Search code examples
daskdask-distributeddask-delayed

Save larger than memory Dask array to hdf5 file


I need to save dask arrays to hdf5 when using dask distributed. My situation is very similar to the one described in this issue:https://github.com/dask/dask/issues/3351. Basically this code will work:

import dask.array as da
from distributed import Client
import h5py
from dask.utils import SerializableLock


def create_and_store_dask_array():
    data = da.random.normal(10, 0.1, size=(1000, 1000), chunks=(100, 100))

    data.to_hdf5('test.h5', '/test')
    # this fails too
    # f = h5py.File('test.h5', 'w')
    # dset = f.create_dataset('/matrix', shape=data.shape)
    # da.store(data, dset) #
    # f.close()



create_and_store_dask_array()

But as soon as I try and involve the distributed scheduler I get an TypeError: can't pickle _thread._local objects.

import dask.array as da
from distributed import Client
import h5py
from dask.utils import SerializableLock
from dask.distributed import Client, LocalCluster,progress,performance_report


def create_and_store_dask_array():
    data = da.random.normal(10, 0.1, size=(1000, 1000), chunks=(100, 100))

    data.to_hdf5('test.h5', '/test')
    # this fails too
    # f = h5py.File('test.h5', 'w')
    # dset = f.create_dataset('/matrix', shape=data.shape)
    # da.store(data, dset) #
    # f.close()


cluster = LocalCluster(n_workers=35,threads_per_worker=1)
client =Client(cluster)
create_and_store_dask_array()

I am currently working around this by submitting my computations to the scheduler in small pieces, gathering the results in memory and saving the arrays with h5py, but this is very, very slow. Can anyone suggest a good work around to this problem? The issue discussion implies that xarray can take an dask array and write that to and hdf5 file, although this seems very slow.

import xarray as xr
import netCDF4
import dask.array as da
from distributed import Client
import h5py
from dask.utils import SerializableLock
cluster = LocalCluster(n_workers=35,threads_per_worker=1)
client =Client(cluster)
data = da.random.normal(10, 0.1, size=(1000, 1000), chunks=(100, 100))
#data.to_hdf5('test.h5', '/test')
test = xr.DataArray(data,dims=None,coords=None)
#save as hdf5
test.to_netcdf("test.h5",mode='w',format="NETCDF4")

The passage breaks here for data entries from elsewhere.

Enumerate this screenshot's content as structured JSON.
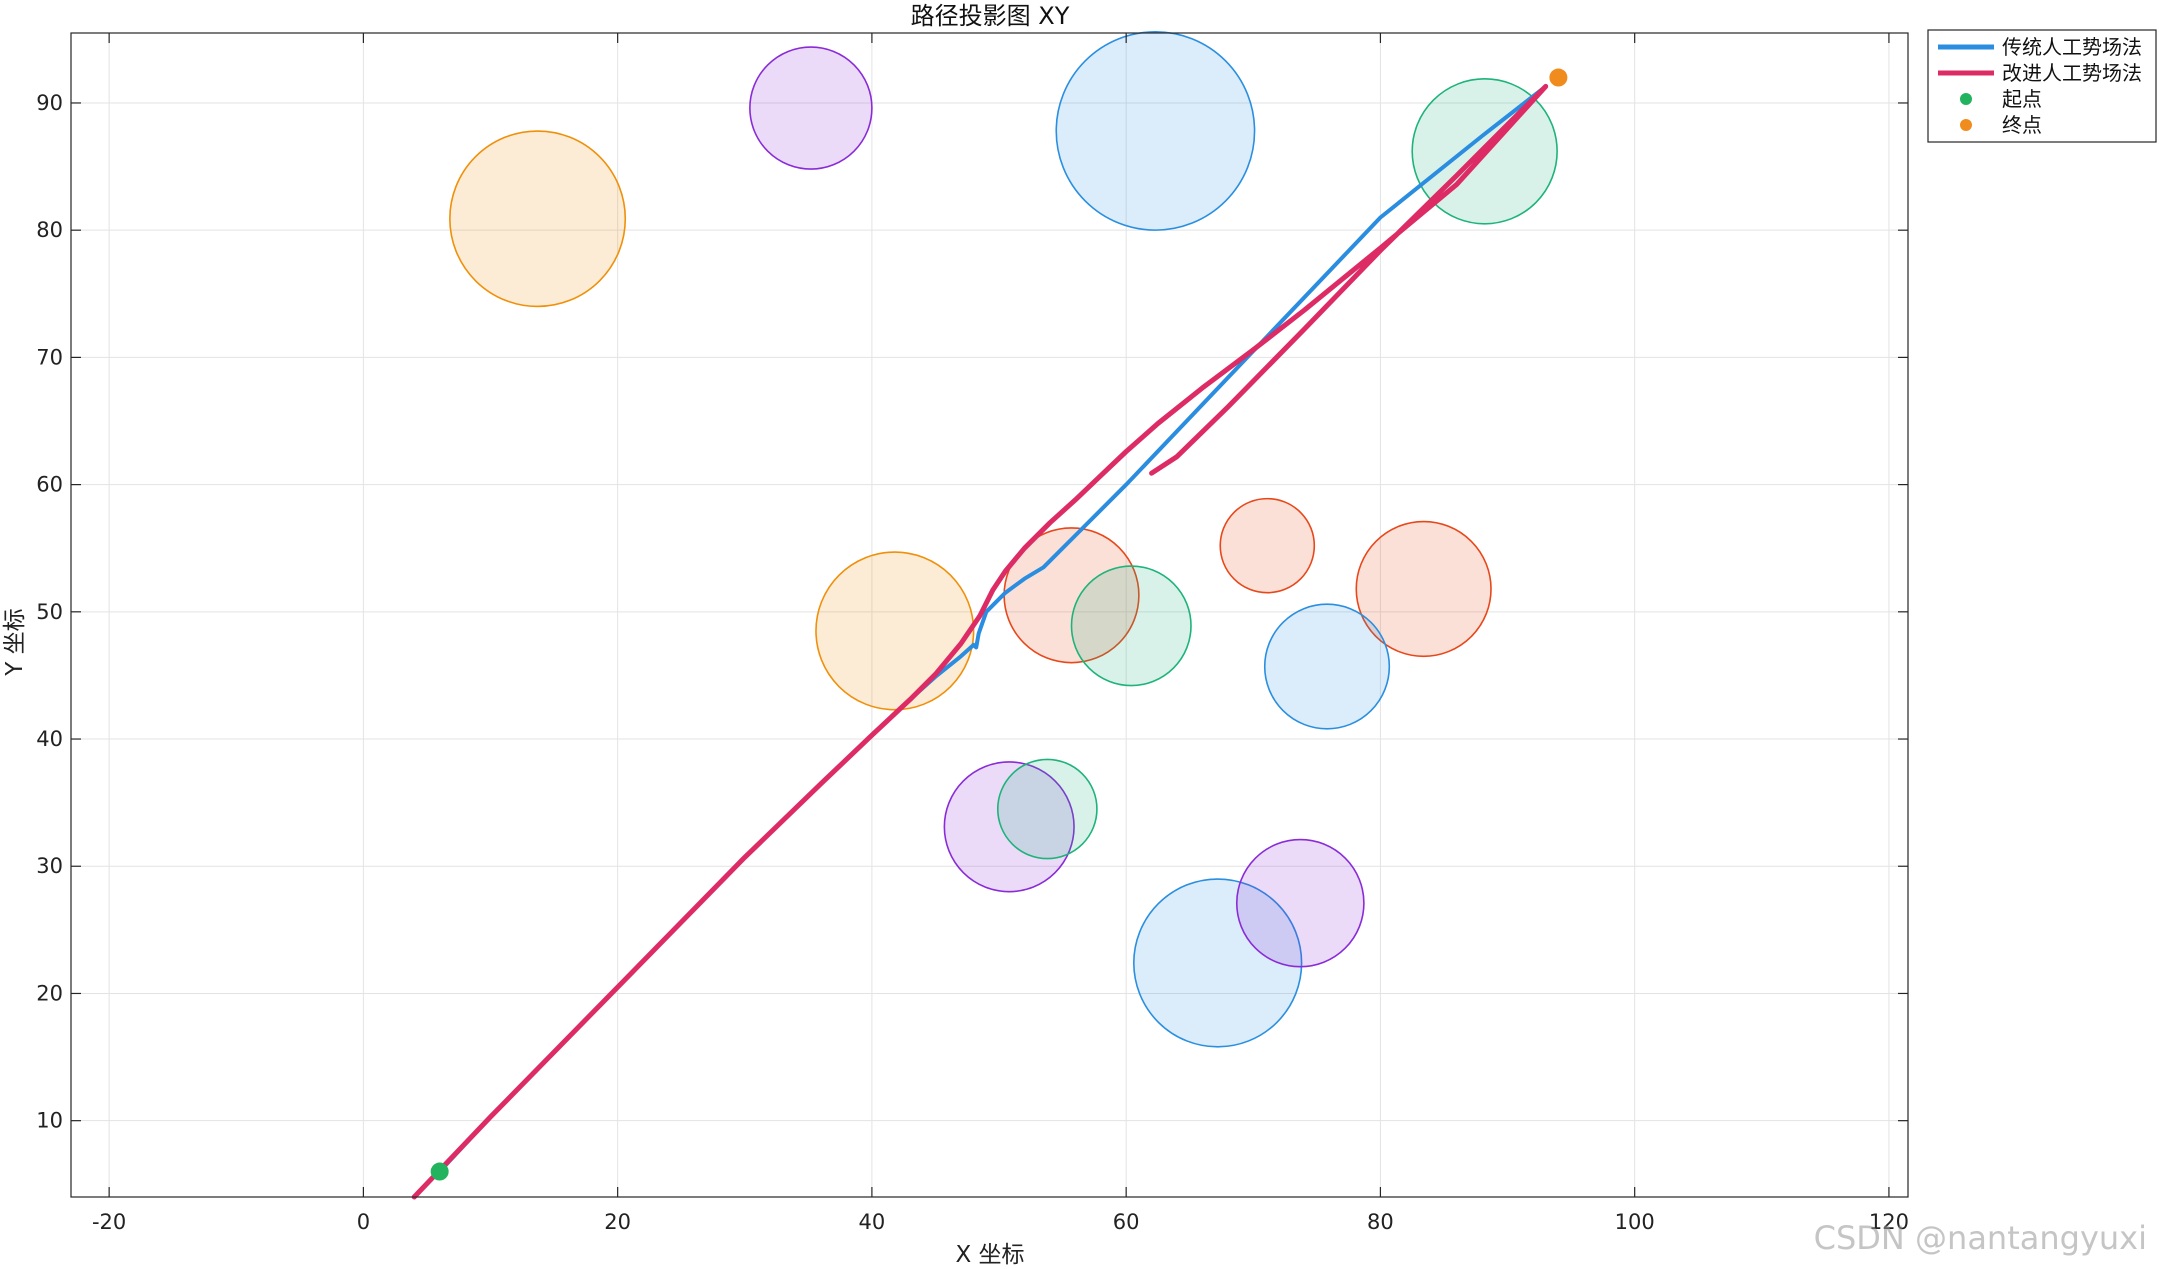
{
  "watermark": "CSDN @nantangyuxi",
  "chart_data": {
    "type": "line",
    "title": "路径投影图 XY",
    "xlabel": "X 坐标",
    "ylabel": "Y 坐标",
    "xlim": [
      -23,
      121.5
    ],
    "ylim": [
      4,
      95.5
    ],
    "xticks": [
      -20,
      0,
      20,
      40,
      60,
      80,
      100,
      120
    ],
    "yticks": [
      10,
      20,
      30,
      40,
      50,
      60,
      70,
      80,
      90
    ],
    "grid": true,
    "legend_position": "outside-top-right",
    "obstacles": [
      {
        "cx": 13.7,
        "cy": 80.9,
        "r": 6.9,
        "color": "#f0900a"
      },
      {
        "cx": 35.2,
        "cy": 89.6,
        "r": 4.8,
        "color": "#8a2bd8"
      },
      {
        "cx": 62.3,
        "cy": 87.8,
        "r": 7.8,
        "color": "#2a8fe0"
      },
      {
        "cx": 88.2,
        "cy": 86.2,
        "r": 5.7,
        "color": "#1db37a"
      },
      {
        "cx": 41.8,
        "cy": 48.5,
        "r": 6.2,
        "color": "#f0900a"
      },
      {
        "cx": 55.7,
        "cy": 51.3,
        "r": 5.3,
        "color": "#e8471a"
      },
      {
        "cx": 60.4,
        "cy": 48.9,
        "r": 4.7,
        "color": "#1db37a"
      },
      {
        "cx": 71.1,
        "cy": 55.2,
        "r": 3.7,
        "color": "#e8471a"
      },
      {
        "cx": 83.4,
        "cy": 51.8,
        "r": 5.3,
        "color": "#e8471a"
      },
      {
        "cx": 75.8,
        "cy": 45.7,
        "r": 4.9,
        "color": "#2a8fe0"
      },
      {
        "cx": 50.8,
        "cy": 33.1,
        "r": 5.1,
        "color": "#8a2bd8"
      },
      {
        "cx": 53.8,
        "cy": 34.5,
        "r": 3.9,
        "color": "#1db37a"
      },
      {
        "cx": 67.2,
        "cy": 22.4,
        "r": 6.6,
        "color": "#2a8fe0"
      },
      {
        "cx": 73.7,
        "cy": 27.1,
        "r": 5.0,
        "color": "#8a2bd8"
      }
    ],
    "series": [
      {
        "name": "传统人工势场法",
        "color": "#2a8de0",
        "x": [
          6,
          10,
          20,
          30,
          36,
          40,
          43,
          45,
          47,
          48,
          48.2,
          48.4,
          49,
          50.5,
          52,
          53.5,
          56,
          60,
          70,
          80,
          88,
          93
        ],
        "y": [
          6,
          10.3,
          20.5,
          30.7,
          36.5,
          40.3,
          43.1,
          44.9,
          46.5,
          47.4,
          47.2,
          48.3,
          50,
          51.5,
          52.6,
          53.5,
          56,
          60,
          70.5,
          81,
          87.4,
          91.3
        ]
      },
      {
        "name": "改进人工势场法",
        "color": "#dc2b65",
        "x": [
          4,
          10,
          20,
          30,
          36,
          40,
          43,
          45,
          47,
          48.5,
          49.5,
          50.5,
          52,
          54,
          56,
          58,
          60,
          62.5,
          66,
          70,
          74,
          80,
          86,
          93,
          90,
          86,
          80,
          74,
          68,
          64,
          62
        ],
        "y": [
          4,
          10.3,
          20.5,
          30.7,
          36.5,
          40.3,
          43.1,
          45.1,
          47.5,
          49.7,
          51.7,
          53.2,
          55,
          57,
          58.8,
          60.7,
          62.6,
          64.8,
          67.6,
          70.6,
          73.7,
          78.6,
          83.6,
          91.3,
          88.3,
          84.3,
          78.4,
          72.2,
          66.1,
          62.2,
          60.9
        ]
      }
    ],
    "start": {
      "name": "起点",
      "x": 6,
      "y": 6,
      "color": "#22b35e"
    },
    "end": {
      "name": "终点",
      "x": 94,
      "y": 92,
      "color": "#f08c1e"
    }
  }
}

If any one could suggest a way to deal with this I am very interested in finding a solution (particularly one that does not involve adding additional dependencies)

Thanks in advance,


Solution

  • H5Py objects are not serializable, and so are hard to move between different processes in a distributed context. The explicit to_hdf5 method works around this. The more general store method doesn't special-case HDF5 in the same way.